For something that began as a hangout spot among friends, by a guy who didn’t even really cycle, Factory Five worked out pretty well. Sometimes the best businesses start by accident and grow from there.
That’s how the story begins for Factory Five, Shanghai’s foremost boutique bike shop, and the Chinese city’s first place to buy fixed gear bicycles. It’s owned by three expats: Jeff Liu from New Orleans, USA, Drew Bates from the UK, and Tyler Bowa, a Canadian, originally from Waterloo, Ontario.
The latter is bearded and tall, a friendly dose of Canada far from home. When Tyler moved to Shanghai in late 2008, he was looking to get involved in the music scene. In its absence, cycling took over.
But he and his friends quickly discovered something was missing.
“There was the need to have a community – not necessarily a bike store, but more like a club house,” Tyler says. “In China, we don’t have garages or backyards or basements where we can fix our bikes and drink beer and stuff.”
So they created that spot.
With the money leftover from an Alleycat race they organized, the friends opened their first location in 2010: a 20 square metre lane house in Shanghai’s French Concession. Weekend hours trickled by, sitting at the picnic table, drinking beer, and fixing friends’ bikes.
Then, they got tinkering.
China has a long history with bicycles, and the two-wheeled “foreign horses” were the transportation of choice for much of the 20th century. Bikes appeared on government propaganda and in advertisements, and production scaled dramatically in 1949 during the Chinese Communist Revolution.

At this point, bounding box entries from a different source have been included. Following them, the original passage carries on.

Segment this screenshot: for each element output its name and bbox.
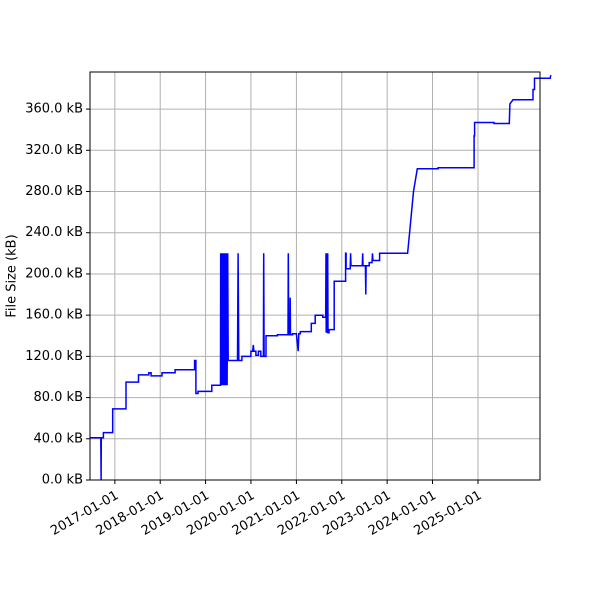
y-tick-label: 120.0 kB [25,349,83,364]
plot-area [90,72,540,480]
y-tick-label: 280.0 kB [25,184,83,199]
y-tick-label: 80.0 kB [33,390,83,405]
plot-frame [89,71,541,481]
y-axis: 0.0 kB 40.0 kB 80.0 kB 120.0 kB 160.0 kB 200.… [25,102,90,488]
y-tick-label: 200.0 kB [25,266,83,281]
y-axis-label: File Size (kB) [5,234,20,317]
y-tick-label: 240.0 kB [25,225,83,240]
y-tick-label: 0.0 kB [42,473,83,488]
y-tick-label: 40.0 kB [33,431,83,446]
series-layer [90,74,552,481]
y-tick-label: 360.0 kB [25,102,83,117]
series-line [90,74,552,481]
y-tick-label: 160.0 kB [25,308,83,323]
grid-lines [90,72,540,481]
y-tick-label: 320.0 kB [25,143,83,158]
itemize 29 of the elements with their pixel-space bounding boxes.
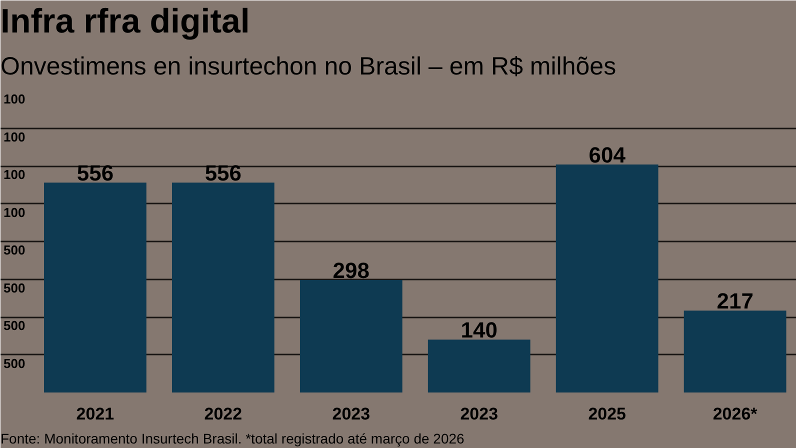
data-label: 604 xyxy=(588,142,626,168)
annotation: 500 xyxy=(4,280,26,296)
x-tick-label: 2025 xyxy=(588,404,626,424)
data-label: 217 xyxy=(716,288,754,314)
data-label: 556 xyxy=(204,160,242,186)
x-tick-label: 2022 xyxy=(204,404,242,424)
bar xyxy=(172,182,274,392)
x-tick-label: 2021 xyxy=(76,404,114,424)
annotation: 500 xyxy=(4,318,26,333)
data-label: 140 xyxy=(460,318,498,343)
bar xyxy=(684,310,786,392)
annotation: 100 xyxy=(4,167,26,182)
bar xyxy=(44,182,146,392)
chart-subtitle: Onvestimens en insurtechon no Brasil – em R$ milhões xyxy=(0,52,616,80)
annotation: 100 xyxy=(4,129,26,144)
x-tick-label: 2023 xyxy=(460,404,498,424)
chart-title: Infra rfra digital xyxy=(0,2,250,40)
annotation: 100 xyxy=(4,204,26,220)
bar xyxy=(556,164,658,392)
data-label: 556 xyxy=(76,160,114,186)
data-label: 298 xyxy=(332,258,370,284)
x-tick-label: 2023 xyxy=(332,404,370,424)
annotation: 500 xyxy=(4,356,26,371)
bar xyxy=(300,280,402,392)
bar xyxy=(428,340,530,392)
annotation: 100 xyxy=(4,92,26,106)
x-tick-label: 2026* xyxy=(712,404,758,424)
annotation: 500 xyxy=(4,242,26,258)
source-note: Fonte: Monitoramento Insurtech Brasil. *total registrado até março de 2026 xyxy=(0,430,465,446)
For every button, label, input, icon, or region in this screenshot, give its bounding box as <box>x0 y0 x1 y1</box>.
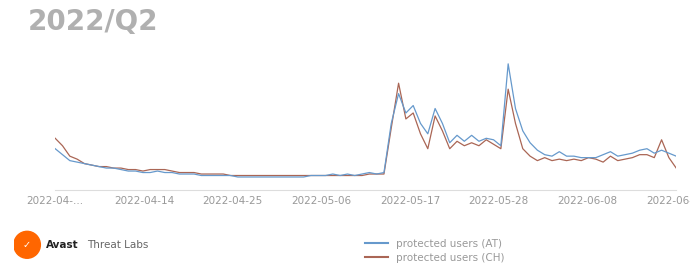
Text: ✓: ✓ <box>23 240 31 250</box>
Circle shape <box>14 231 40 258</box>
Legend: protected users (AT), protected users (CH): protected users (AT), protected users (C… <box>361 235 509 267</box>
Text: 2022/Q2: 2022/Q2 <box>28 8 158 36</box>
Text: Threat Labs: Threat Labs <box>88 240 149 250</box>
Text: Avast: Avast <box>46 240 79 250</box>
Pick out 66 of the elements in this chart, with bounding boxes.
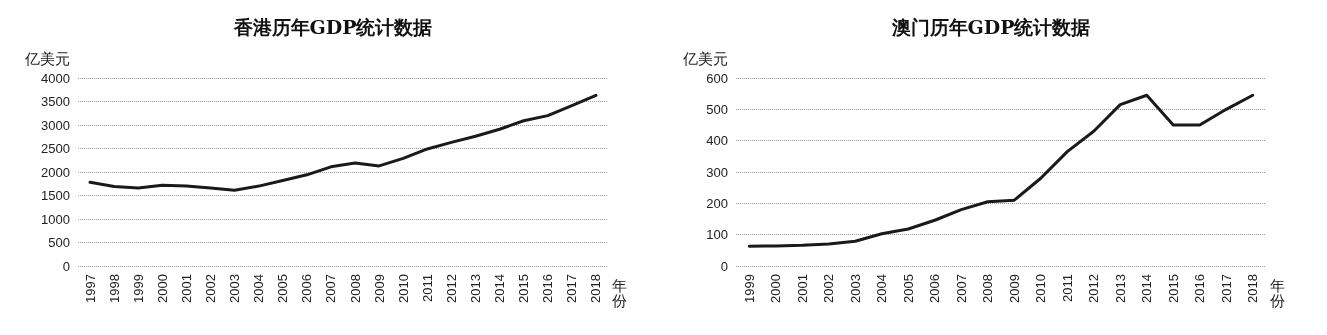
x-tick-label: 2012: [1086, 274, 1102, 303]
x-tick-label: 2000: [154, 274, 170, 303]
x-tick-label: 2017: [564, 274, 580, 303]
y-tick-label: 400: [706, 133, 728, 149]
x-tick-label: 2010: [1033, 274, 1049, 303]
x-tick-label: 2003: [227, 274, 243, 303]
x-tick-label: 2017: [1218, 274, 1234, 303]
x-tick-label: 2014: [1139, 274, 1155, 303]
y-tick-label: 3500: [41, 94, 70, 109]
chart-title: 澳门历年GDP统计数据: [890, 15, 1091, 38]
x-axis-title: 年份: [1270, 277, 1285, 309]
x-tick-label: 2005: [275, 274, 291, 303]
y-axis-title: 亿美元: [682, 50, 728, 67]
x-tick-label: 2003: [847, 274, 863, 303]
y-tick-label: 600: [706, 70, 728, 86]
chart-title: 香港历年GDP统计数据: [232, 15, 433, 38]
line-series: [747, 93, 1255, 248]
x-tick-label: 2008: [980, 274, 996, 303]
x-tick-label: 2015: [516, 274, 532, 303]
y-tick-label: 1000: [41, 211, 70, 227]
x-tick-label: 2009: [1006, 274, 1022, 303]
x-tick-label: 2018: [588, 274, 604, 303]
y-tick-label: 0: [62, 258, 70, 274]
x-tick-label: 2016: [540, 274, 556, 303]
x-tick-label: 2011: [419, 274, 435, 302]
x-tick-label: 1999: [741, 274, 757, 303]
x-tick-label: 2018: [1245, 274, 1261, 303]
y-tick-label: 4000: [41, 70, 70, 86]
y-tick-label: 500: [706, 101, 728, 117]
x-tick-label: 2002: [203, 274, 218, 303]
x-axis-title: 年份: [612, 277, 627, 309]
x-tick-label: 2008: [347, 274, 363, 303]
x-tick-label: 1999: [130, 274, 146, 303]
x-tick-label: 2007: [323, 274, 339, 303]
y-tick-label: 2500: [41, 141, 70, 156]
x-tick-label: 2014: [492, 274, 508, 303]
x-tick-label: 2009: [371, 274, 387, 303]
y-tick-label: 1500: [41, 188, 70, 203]
x-tick-label: 2016: [1192, 274, 1208, 303]
y-tick-label: 200: [706, 195, 728, 211]
x-tick-label: 1997: [82, 274, 98, 303]
x-tick-label: 2000: [768, 274, 784, 303]
y-tick-label: 500: [48, 235, 70, 250]
x-tick-label: 2001: [794, 274, 810, 303]
x-tick-label: 2013: [468, 274, 483, 303]
x-tick-label: 2012: [443, 274, 459, 303]
x-tick-label: 2007: [953, 274, 969, 303]
x-tick-label: 2004: [251, 274, 267, 303]
y-tick-label: 2000: [41, 164, 70, 180]
y-tick-label: 0: [720, 258, 728, 274]
y-tick-label: 100: [706, 227, 728, 243]
y-tick-label: 300: [706, 164, 728, 180]
x-tick-label: 2013: [1112, 274, 1128, 303]
x-tick-label: 2005: [900, 274, 916, 303]
x-tick-label: 2006: [927, 274, 943, 303]
x-tick-label: 2010: [395, 274, 411, 303]
x-tick-label: 1998: [106, 274, 122, 303]
y-tick-label: 3000: [41, 117, 70, 133]
x-tick-label: 2004: [874, 274, 890, 303]
x-tick-label: 2015: [1165, 274, 1181, 303]
line-series: [88, 93, 598, 192]
y-axis-title: 亿美元: [24, 50, 70, 67]
x-tick-label: 2006: [299, 274, 315, 303]
x-tick-label: 2001: [178, 274, 194, 303]
x-tick-label: 2011: [1059, 274, 1075, 302]
x-tick-label: 2002: [821, 274, 837, 303]
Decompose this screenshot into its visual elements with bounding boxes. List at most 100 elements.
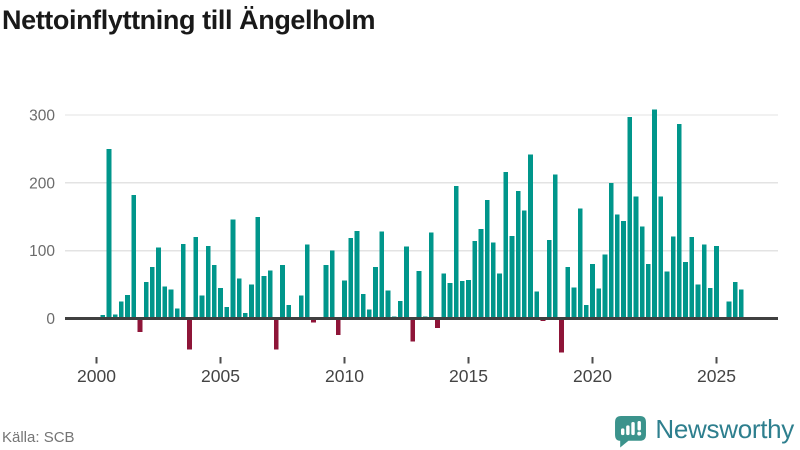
bar-positive xyxy=(707,287,713,319)
bar-positive xyxy=(546,239,552,319)
bar-positive xyxy=(453,186,459,319)
bar-positive xyxy=(193,237,199,319)
bar-positive xyxy=(242,313,248,319)
bar-positive xyxy=(645,264,651,319)
bar-positive xyxy=(218,287,223,319)
bar-positive xyxy=(255,216,261,319)
bar-positive xyxy=(571,287,577,319)
bar-positive xyxy=(131,195,137,319)
bar-positive xyxy=(577,208,583,319)
logo-bar-2 xyxy=(626,424,630,435)
bar-positive xyxy=(639,226,645,319)
bar-positive xyxy=(385,290,391,319)
bar-positive xyxy=(162,286,168,319)
bar-positive xyxy=(552,174,558,319)
x-tick-label: 2005 xyxy=(201,366,240,386)
bar-positive xyxy=(652,109,657,319)
bar-positive xyxy=(267,270,273,319)
bar-positive xyxy=(627,117,633,319)
bar-positive xyxy=(125,294,130,319)
bar-positive xyxy=(360,294,366,319)
x-tick-label: 2010 xyxy=(325,366,364,386)
bar-positive xyxy=(614,214,620,319)
bar-positive xyxy=(738,289,744,319)
bar-positive xyxy=(143,281,149,319)
bar-positive xyxy=(323,264,329,319)
bar-negative xyxy=(311,318,316,323)
bar-negative xyxy=(540,318,546,322)
bar-positive xyxy=(459,281,465,319)
y-tick-label: 0 xyxy=(46,311,55,328)
bar-positive xyxy=(199,295,205,319)
bar-positive xyxy=(168,289,174,319)
bar-positive xyxy=(521,210,527,319)
bar-positive xyxy=(664,271,670,319)
bar-positive xyxy=(726,301,732,319)
bar-positive xyxy=(447,283,453,319)
bar-negative xyxy=(410,318,416,342)
bar-positive xyxy=(416,271,422,319)
newsworthy-speech-bubble-icon xyxy=(615,415,647,447)
bar-negative xyxy=(435,318,440,328)
bar-positive xyxy=(397,300,403,319)
x-tick-label: 2000 xyxy=(77,366,116,386)
chart-title: Nettoinflyttning till Ängelholm xyxy=(2,5,376,35)
bar-positive xyxy=(596,288,602,319)
bar-positive xyxy=(590,264,595,319)
bar-positive xyxy=(658,196,664,319)
gridlines xyxy=(65,114,778,252)
bar-positive xyxy=(472,241,478,319)
x-tick-label: 2020 xyxy=(573,366,612,386)
bar-positive xyxy=(298,295,304,319)
bar-positive xyxy=(428,232,434,319)
bar-positive xyxy=(230,219,236,319)
bar-positive xyxy=(509,235,515,319)
logo-bar-3 xyxy=(631,421,636,435)
bar-positive xyxy=(478,228,484,319)
bar-positive xyxy=(224,306,230,319)
bars xyxy=(94,109,744,353)
bar-positive xyxy=(732,281,738,319)
bar-positive xyxy=(261,275,267,319)
bar-positive xyxy=(118,301,124,319)
bar-positive xyxy=(180,243,186,319)
bar-positive xyxy=(286,304,292,319)
bar-positive xyxy=(156,247,161,319)
logo-exclamation-dot xyxy=(637,431,642,436)
bar-positive xyxy=(329,250,335,319)
bar-positive xyxy=(497,273,502,319)
bar-positive xyxy=(280,264,285,319)
newsworthy-logo: Newsworthy xyxy=(614,414,794,448)
bar-positive xyxy=(112,314,118,319)
x-tick-label: 2025 xyxy=(697,366,736,386)
bar-positive xyxy=(354,231,360,319)
y-tick-label: 100 xyxy=(29,243,55,260)
bar-positive xyxy=(366,309,372,319)
bar-positive xyxy=(714,245,719,319)
bar-positive xyxy=(466,279,471,319)
bar-positive xyxy=(236,278,242,319)
bar-positive xyxy=(441,273,447,319)
logo-exclamation-stem xyxy=(637,420,642,430)
bar-positive xyxy=(373,266,378,319)
bar-positive xyxy=(695,284,701,319)
bar-positive xyxy=(515,190,521,319)
bar-positive xyxy=(676,123,682,319)
x-tick-label: 2015 xyxy=(449,366,488,386)
bar-positive xyxy=(211,264,217,319)
bar-positive xyxy=(484,199,490,319)
bar-positive xyxy=(701,244,707,319)
bar-positive xyxy=(602,254,608,319)
bar-negative xyxy=(273,318,279,350)
bar-positive xyxy=(205,245,211,319)
x-axis: 2000 2005 2010 2015 2020 2025 xyxy=(77,357,736,386)
bar-positive xyxy=(490,242,496,319)
bar-positive xyxy=(404,246,409,319)
bar-positive xyxy=(304,244,310,319)
bar-positive xyxy=(565,266,571,319)
y-tick-label: 300 xyxy=(29,108,55,125)
bar-positive xyxy=(583,304,589,319)
bar-positive xyxy=(379,231,385,319)
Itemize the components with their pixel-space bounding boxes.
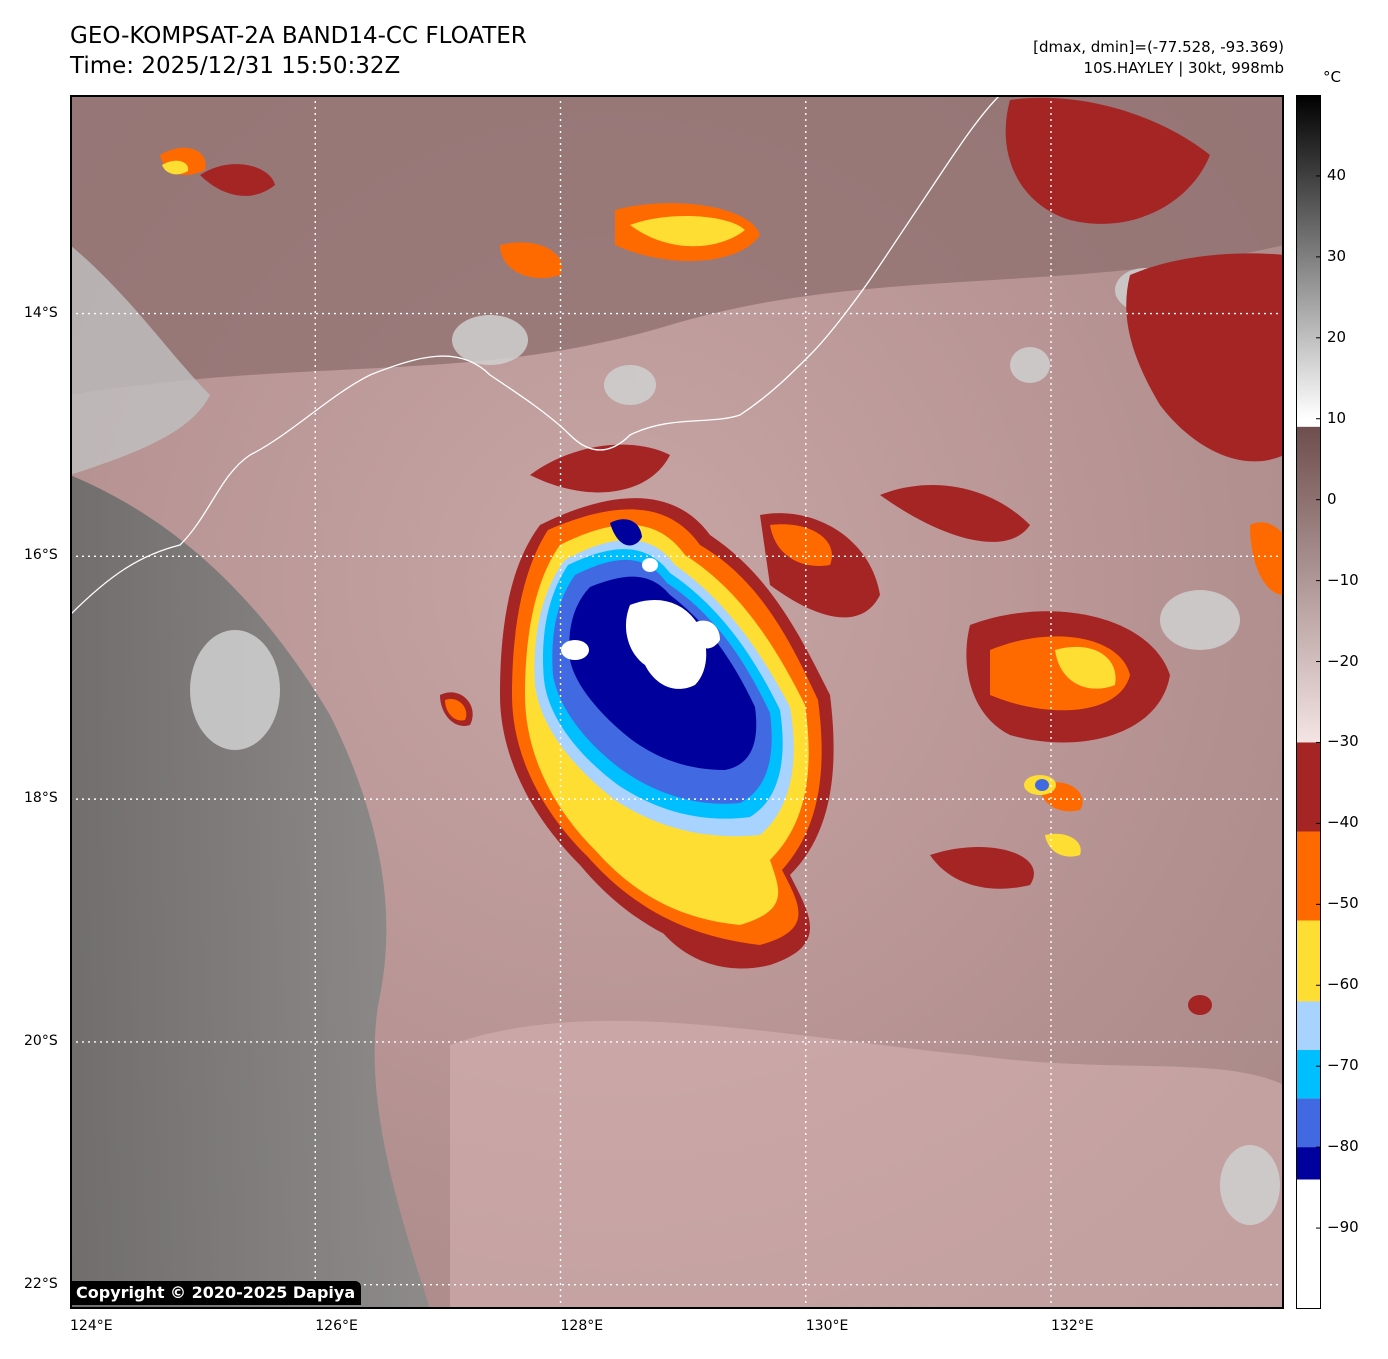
lon-label: 130°E (805, 1318, 849, 1334)
lat-label: 22°S (24, 1275, 58, 1292)
lon-label: 128°E (560, 1318, 604, 1334)
storm-info: 10S.HAYLEY | 30kt, 998mb (1083, 59, 1284, 77)
colorbar-segment (1296, 1179, 1321, 1309)
colorbar-tick-label: 0 (1327, 489, 1337, 508)
colorbar-tick-label: 30 (1327, 246, 1347, 265)
colorbar-tick-label: −20 (1327, 651, 1359, 670)
map-title: GEO-KOMPSAT-2A BAND14-CC FLOATER (70, 23, 527, 49)
colorbar-tick-label: −50 (1327, 894, 1359, 913)
colorbar-segment (1296, 426, 1321, 743)
colorbar-tick-label: −10 (1327, 570, 1359, 589)
map-time: Time: 2025/12/31 15:50:32Z (70, 53, 401, 79)
western-clear-land (70, 475, 430, 1309)
colorbar-tick-label: −70 (1327, 1056, 1359, 1075)
colorbar-tick-label: −80 (1327, 1137, 1359, 1156)
colorbar-tick-label: −60 (1327, 975, 1359, 994)
southern-cloud-band (450, 1020, 1284, 1309)
coastline (70, 95, 1001, 616)
colorbar-segment (1296, 742, 1321, 832)
lat-label: 16°S (24, 547, 58, 564)
colorbar-tick-label: 40 (1327, 165, 1347, 184)
lat-label: 20°S (24, 1032, 58, 1049)
colorbar-tick-label: 20 (1327, 327, 1347, 346)
map-frame (70, 95, 1284, 1309)
northwest-land (70, 245, 210, 475)
colorbar-tick-label: 10 (1327, 408, 1347, 427)
storm-core (500, 498, 834, 965)
colorbar-segment (1296, 1050, 1321, 1099)
colorbar-segment (1296, 831, 1321, 921)
copyright-label: Copyright © 2020-2025 Dapiya (70, 1281, 362, 1305)
lon-label: 124°E (70, 1318, 113, 1334)
small-cold-core (1035, 779, 1049, 791)
satellite-map[interactable] (70, 95, 1284, 1309)
colorbar-segment (1296, 1098, 1321, 1148)
colorbar-segment (1296, 1147, 1321, 1180)
lat-label: 18°S (24, 790, 58, 807)
graticule (70, 95, 1284, 1309)
dmax-dmin-readout: [dmax, dmin]=(-77.528, -93.369) (1033, 38, 1284, 56)
lon-label: 126°E (315, 1318, 358, 1334)
colorbar-segment (1296, 1001, 1321, 1051)
colorbar-segment (1296, 920, 1321, 1002)
lat-label: 14°S (24, 304, 58, 321)
colorbar-tick-label: −30 (1327, 732, 1359, 751)
colorbar (1296, 95, 1321, 1309)
lon-label: 132°E (1051, 1318, 1094, 1334)
cold-cloud-yellow (162, 160, 1116, 857)
colorbar-tick-label: −90 (1327, 1218, 1359, 1237)
colorbar-unit: °C (1323, 68, 1341, 86)
colorbar-tick-label: −40 (1327, 813, 1359, 832)
small-red-cell (1188, 995, 1212, 1015)
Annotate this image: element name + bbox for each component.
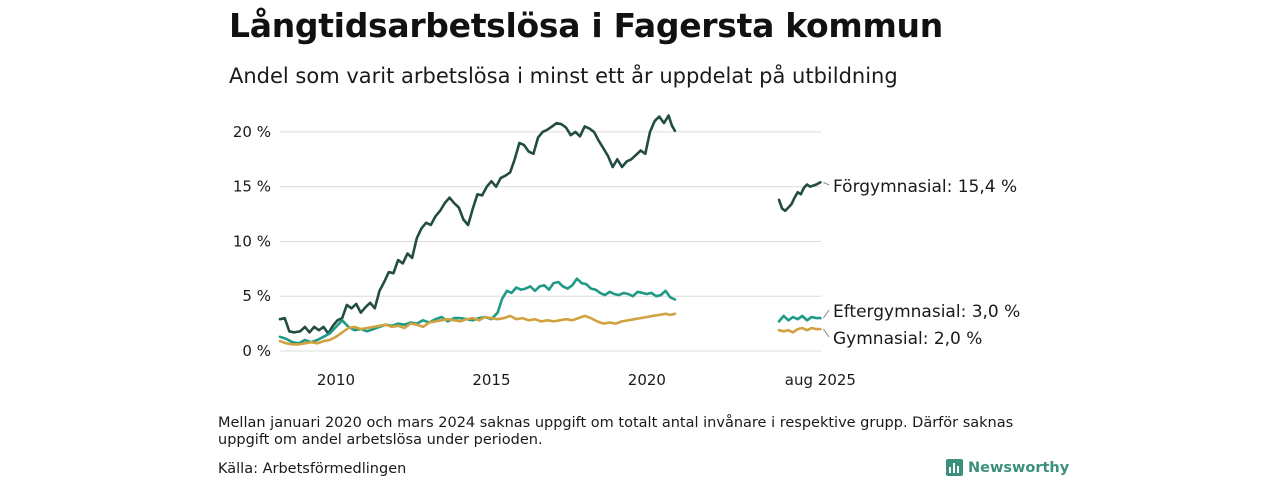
y-tick-label: 5 % xyxy=(242,287,271,305)
series-line-gymnasial xyxy=(278,312,677,346)
series-line-eftergymnasial xyxy=(278,277,677,345)
x-tick-label: 2015 xyxy=(472,371,510,389)
series-label-gymnasial: Gymnasial: 2,0 % xyxy=(833,329,982,349)
brand-name: Newsworthy xyxy=(968,459,1070,476)
y-tick-label: 10 % xyxy=(233,232,271,250)
y-tick-label: 15 % xyxy=(233,178,271,196)
series-line-förgymnasial-recent xyxy=(777,181,822,213)
y-tick-label: 0 % xyxy=(242,342,271,360)
brand-logo[interactable]: Newsworthy xyxy=(946,459,1069,476)
series-line-eftergymnasial-recent xyxy=(777,314,822,323)
series-label-förgymnasial: Förgymnasial: 15,4 % xyxy=(833,177,1017,197)
label-connector xyxy=(822,328,830,338)
series-line-förgymnasial xyxy=(278,114,677,335)
footnote: Mellan januari 2020 och mars 2024 saknas… xyxy=(218,415,1014,448)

Millions of bikes were manufactured in Chinese factories during the decades. So influential were bicycles that when foreign leaders visited China, they were presented with one of their own.
“We saw these bikes everywhere,” Tyler says, referring to the classic frames. “They look very unique and we thought it would be a good challenge to take something that old and make it look new and be comfortable and cool.”
Soon they were stripping those bikes of their old mechanics – a transformation of new components on a classic frame.
The old-meets-new refurbishments were a hit, and orders poured in.
Those Chinese classics are more coveted now. Five years in, Factory Five has rebuilt, by hand, almost 1,000 classic bikes, nearly depleting the warehouse supply of the frames.
Knowing they’d hit that limit, Factory Five now creates its own products, including a line of custom F5 fixed fear and single speed framesets. They’ve also got specialty components and apparel (check out their Chairman Mao racer jersey), and source other accessories from brands around the world.
Fixie bikes became so popular in Shanghai that Factory Five has had to move and expand locations three times in the past five years.
Building bike culture
Just as Factory Five was never exclusively about selling bikes when it opened, that outlook prevails today. It’s a bike boutique with a strong cycling community riding on its handlebars.
“Shanghai is a transient city, so having a strong community that people can flow in and out of is really important,” says Tyler. “You show up on a bike and you automatically have something in common with this big group of people. We have this saying that if we sell a bike to someone and never see them again then we’ve completely failed.”
That cycling community can include one of the many parties Factory Fives throws at its location – a shiny new space in a converted wet market in Shanghai’s Jing’an District. It’s a cool spot where you’re just as likely to sit and sip a beer or espresso from the bar as you are to buy a bike.
There’s also the incredibly popular weekly social rides that are currently on-hold as Factory Five finds a way to work with the government to accommodate the 500+ cyclists taking over the streets of downtown Shanghai. It’s the world’s largest regular night ride.
That sense of community and critical mass can be key in convincing first-time Shanghai cyclists to get on their saddles.
Despite being flat-as-a-pancake, cycling in Shanghai is no leisurely ride on a backcountry road. There’s always going to be someone walking out in front of you and there are always going to be cars.
“But the mentality is really different,” Tyler says. “Because China has such a history of cyclists on the road, cars understand that you’re there, whether they see you or not. There’s not really that vendetta that motorists sometimes have in other countries.”
Factory Five around the world
Factory Five’s products are resonating internationally.
When they first opened, 100 per cent of their customers were expats living in Shanghai – now 70 per cent of their business is local Shanghainese.
Factory Five ships internationally more than they do within mainland China, with the United States, United Kingdom, and Australia serving as the three main hubs. As for Canada, it just so happens that Factory Five will soon start selling in its first Ottawa location (a store is still TBD).
Sitting amidst the hanging frames in the bike shop he helped build, it’s fortuitous that things never quite went as planned when Tyler first came to Shanghai.
“In 2009 there wasn’t a single store in a city of 30 million that sold a bike like this,” he says, motioning to the wall. “People didn’t understand the idea of having a cycling culture, and that biking can be more than just a way to get from Point A to B. I think we were in the right place at the right time with the right people.”
With the combination of classic frames, first-class components and accessories, and a new set of geared frames rolling onto the market, Factory Five plans to continue growing its brand inside and outside China.
“For the most part the things we’re making here are better quality than what you would buy in North America,” Tyler says. “They just happen to be proudly made in China.”